Shuttled around to various relatives and boarding schools in Germany and Britain, Philip grew into a tough young man mostly raised by his English royal relations and marinated in the Navy. His maternal uncle, the endlessly ambitious Lord Louis "Dickie" Mountbatten, helped him get cozy with the British royal family, especially Elizabeth, five years his junior, who met him when she was 13 and never looked at another man again, according to their biographers.
"He got very cross, still does, at the idea that it was an arranged marriage," says another of his biographers, Tim Heald. "She was in love with him. And he made a tremendous difference to her. He made it possible for her to succeed. Without him, I think there might not be a monarchy."
When he married Elizabeth in 1947, he renounced his Greek citizenship and church and became British, Anglican and a royal duke.
Philip sometimes seemed all wrong for the part of royal consort – thus, the crankiness. For instance, he lost an early battle over what surname his children and the family dynasty would bear – Windsor or Mountbatten.
Philip couldn't bear fools and usually said so. He couldn't bear clucking about the terrible things that had happened to him and usually said so.
"You are where you are in life so get on with it, is his philosophy," according to Eade, author of "Prince Philip: The Turbulent Early Life of the Man Who Married Queen Elizabeth II."
"He never let misfortune cloud his life."
He is said to have had a tense relationship over the years with his eldest child and the next king, 71-year-old Charles, the Prince of Wales. Don't believe it, says Heald.
"The frostiness is grossly exaggerated," he says. "Charles wants us all to know how sensitive he is and how he enjoys painting and Philip wants us all to believe he's just a bluff naval officer. But he's actually a quite good painter. They want you to think they're completely different but they're much more similar than they're prepared to admit publicly."
Philip's death comes as the latest of recent blows to the queen and the royal family. Their second son, Prince Andrew, the Duke of York, had to step away from royal duties in late 2019 after a disastrous interview with the BBC exacerbated longstanding criticism for his former friendship with the late convicted American sex offender Jeffrey Epstein.

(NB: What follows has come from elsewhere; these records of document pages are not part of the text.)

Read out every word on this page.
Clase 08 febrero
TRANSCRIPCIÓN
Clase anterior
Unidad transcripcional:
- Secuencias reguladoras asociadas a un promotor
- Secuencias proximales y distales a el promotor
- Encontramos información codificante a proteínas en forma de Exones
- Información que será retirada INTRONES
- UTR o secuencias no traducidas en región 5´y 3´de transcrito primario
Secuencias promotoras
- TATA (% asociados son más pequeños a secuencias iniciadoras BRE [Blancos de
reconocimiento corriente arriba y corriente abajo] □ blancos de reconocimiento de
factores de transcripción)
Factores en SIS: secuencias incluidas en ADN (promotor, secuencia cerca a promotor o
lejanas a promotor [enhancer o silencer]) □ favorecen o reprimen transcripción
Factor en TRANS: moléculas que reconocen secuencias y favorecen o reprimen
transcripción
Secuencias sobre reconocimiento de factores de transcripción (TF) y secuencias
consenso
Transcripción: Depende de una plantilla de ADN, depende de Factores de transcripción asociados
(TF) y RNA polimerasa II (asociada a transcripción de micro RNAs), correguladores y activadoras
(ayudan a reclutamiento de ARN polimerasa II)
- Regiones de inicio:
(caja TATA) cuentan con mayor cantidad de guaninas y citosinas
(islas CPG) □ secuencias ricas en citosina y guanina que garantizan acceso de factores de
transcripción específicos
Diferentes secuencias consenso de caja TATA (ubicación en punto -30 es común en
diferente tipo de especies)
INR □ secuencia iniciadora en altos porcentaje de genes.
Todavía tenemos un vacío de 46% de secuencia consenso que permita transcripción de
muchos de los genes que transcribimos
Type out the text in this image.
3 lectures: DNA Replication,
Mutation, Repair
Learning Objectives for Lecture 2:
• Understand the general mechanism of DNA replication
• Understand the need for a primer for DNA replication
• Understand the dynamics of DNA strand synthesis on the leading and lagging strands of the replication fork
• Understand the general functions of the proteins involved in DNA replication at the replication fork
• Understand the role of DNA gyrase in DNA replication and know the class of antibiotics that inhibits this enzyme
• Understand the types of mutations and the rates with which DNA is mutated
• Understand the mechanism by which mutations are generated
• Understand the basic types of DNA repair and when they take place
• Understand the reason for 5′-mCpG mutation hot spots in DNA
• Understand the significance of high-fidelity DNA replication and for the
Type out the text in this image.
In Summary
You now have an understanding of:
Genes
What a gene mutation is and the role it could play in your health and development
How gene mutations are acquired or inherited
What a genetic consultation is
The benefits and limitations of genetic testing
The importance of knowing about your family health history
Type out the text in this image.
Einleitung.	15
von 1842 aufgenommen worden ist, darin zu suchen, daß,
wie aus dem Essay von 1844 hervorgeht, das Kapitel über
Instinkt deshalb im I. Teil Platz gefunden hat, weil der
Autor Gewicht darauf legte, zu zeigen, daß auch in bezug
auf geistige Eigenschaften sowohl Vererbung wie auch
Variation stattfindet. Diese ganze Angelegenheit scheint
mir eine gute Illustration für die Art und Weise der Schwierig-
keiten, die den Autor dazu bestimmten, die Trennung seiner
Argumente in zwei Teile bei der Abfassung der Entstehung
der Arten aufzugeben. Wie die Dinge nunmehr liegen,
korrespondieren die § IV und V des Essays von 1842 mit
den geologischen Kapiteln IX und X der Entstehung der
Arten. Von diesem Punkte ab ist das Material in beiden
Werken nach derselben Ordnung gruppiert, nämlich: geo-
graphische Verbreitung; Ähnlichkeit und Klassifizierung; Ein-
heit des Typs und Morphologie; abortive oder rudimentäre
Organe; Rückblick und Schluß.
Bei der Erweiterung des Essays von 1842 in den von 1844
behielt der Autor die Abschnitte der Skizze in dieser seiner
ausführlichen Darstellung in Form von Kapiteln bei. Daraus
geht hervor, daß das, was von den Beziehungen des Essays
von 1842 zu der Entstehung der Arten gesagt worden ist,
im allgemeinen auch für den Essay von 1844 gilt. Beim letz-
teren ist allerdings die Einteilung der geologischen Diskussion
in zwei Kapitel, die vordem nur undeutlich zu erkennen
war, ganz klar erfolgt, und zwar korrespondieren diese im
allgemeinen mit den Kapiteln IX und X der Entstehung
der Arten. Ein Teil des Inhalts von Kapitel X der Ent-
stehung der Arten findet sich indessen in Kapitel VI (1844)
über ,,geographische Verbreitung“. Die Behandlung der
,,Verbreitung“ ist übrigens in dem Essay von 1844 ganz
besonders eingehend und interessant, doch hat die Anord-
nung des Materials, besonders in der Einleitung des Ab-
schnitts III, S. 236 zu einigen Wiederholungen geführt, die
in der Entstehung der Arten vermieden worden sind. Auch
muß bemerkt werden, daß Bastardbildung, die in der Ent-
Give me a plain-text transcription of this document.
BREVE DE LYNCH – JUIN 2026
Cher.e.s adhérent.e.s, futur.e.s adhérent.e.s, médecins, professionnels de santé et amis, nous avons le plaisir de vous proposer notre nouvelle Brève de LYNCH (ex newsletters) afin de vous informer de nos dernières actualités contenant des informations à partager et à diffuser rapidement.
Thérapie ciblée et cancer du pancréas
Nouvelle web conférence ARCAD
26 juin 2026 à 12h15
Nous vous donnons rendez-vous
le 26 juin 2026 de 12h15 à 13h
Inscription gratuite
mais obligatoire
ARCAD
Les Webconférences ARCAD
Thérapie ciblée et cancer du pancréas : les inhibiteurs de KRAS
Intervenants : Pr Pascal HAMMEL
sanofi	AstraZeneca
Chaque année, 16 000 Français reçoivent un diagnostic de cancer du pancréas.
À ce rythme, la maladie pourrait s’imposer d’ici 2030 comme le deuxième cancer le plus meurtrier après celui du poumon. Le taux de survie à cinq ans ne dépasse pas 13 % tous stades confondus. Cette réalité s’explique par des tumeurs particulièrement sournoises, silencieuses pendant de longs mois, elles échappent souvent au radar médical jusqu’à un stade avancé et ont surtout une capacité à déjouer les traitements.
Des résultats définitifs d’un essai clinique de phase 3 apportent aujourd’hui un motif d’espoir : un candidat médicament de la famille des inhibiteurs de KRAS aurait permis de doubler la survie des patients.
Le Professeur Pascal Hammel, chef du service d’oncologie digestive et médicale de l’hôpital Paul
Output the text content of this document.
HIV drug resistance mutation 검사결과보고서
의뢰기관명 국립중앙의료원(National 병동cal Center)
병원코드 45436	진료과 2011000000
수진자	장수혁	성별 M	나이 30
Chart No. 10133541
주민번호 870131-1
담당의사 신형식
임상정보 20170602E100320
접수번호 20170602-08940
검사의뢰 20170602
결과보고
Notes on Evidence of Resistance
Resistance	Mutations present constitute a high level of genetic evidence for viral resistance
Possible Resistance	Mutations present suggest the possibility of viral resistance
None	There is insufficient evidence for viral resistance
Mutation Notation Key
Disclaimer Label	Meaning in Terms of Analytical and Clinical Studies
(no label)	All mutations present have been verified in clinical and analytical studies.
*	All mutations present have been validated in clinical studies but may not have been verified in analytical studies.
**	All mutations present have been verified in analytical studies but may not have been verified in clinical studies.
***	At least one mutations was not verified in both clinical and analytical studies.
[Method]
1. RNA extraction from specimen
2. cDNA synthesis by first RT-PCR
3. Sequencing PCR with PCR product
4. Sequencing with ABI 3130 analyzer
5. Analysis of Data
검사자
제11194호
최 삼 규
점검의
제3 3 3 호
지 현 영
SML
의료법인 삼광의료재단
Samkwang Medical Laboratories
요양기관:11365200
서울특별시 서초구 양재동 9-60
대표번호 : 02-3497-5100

Then, in January 2020, grandson Harry and his wife, Meghan, announced to widespread shock that they no longer wanted to be "senior royals," and left Britain for California.
By the time of his 90th birthday, Philip was still doing public events, including on his actual birthday, but he told the country that he would cut back. He acknowledged in a television interview that he was nearing his "sell-by date" and that his memory for names was fading.
"I reckon I've done my bit. I want to enjoy myself for a bit now. With less responsibility, less rushing about, less preparation, less trying to think of something to say," he said. "Yes, I'm just sort of winding down."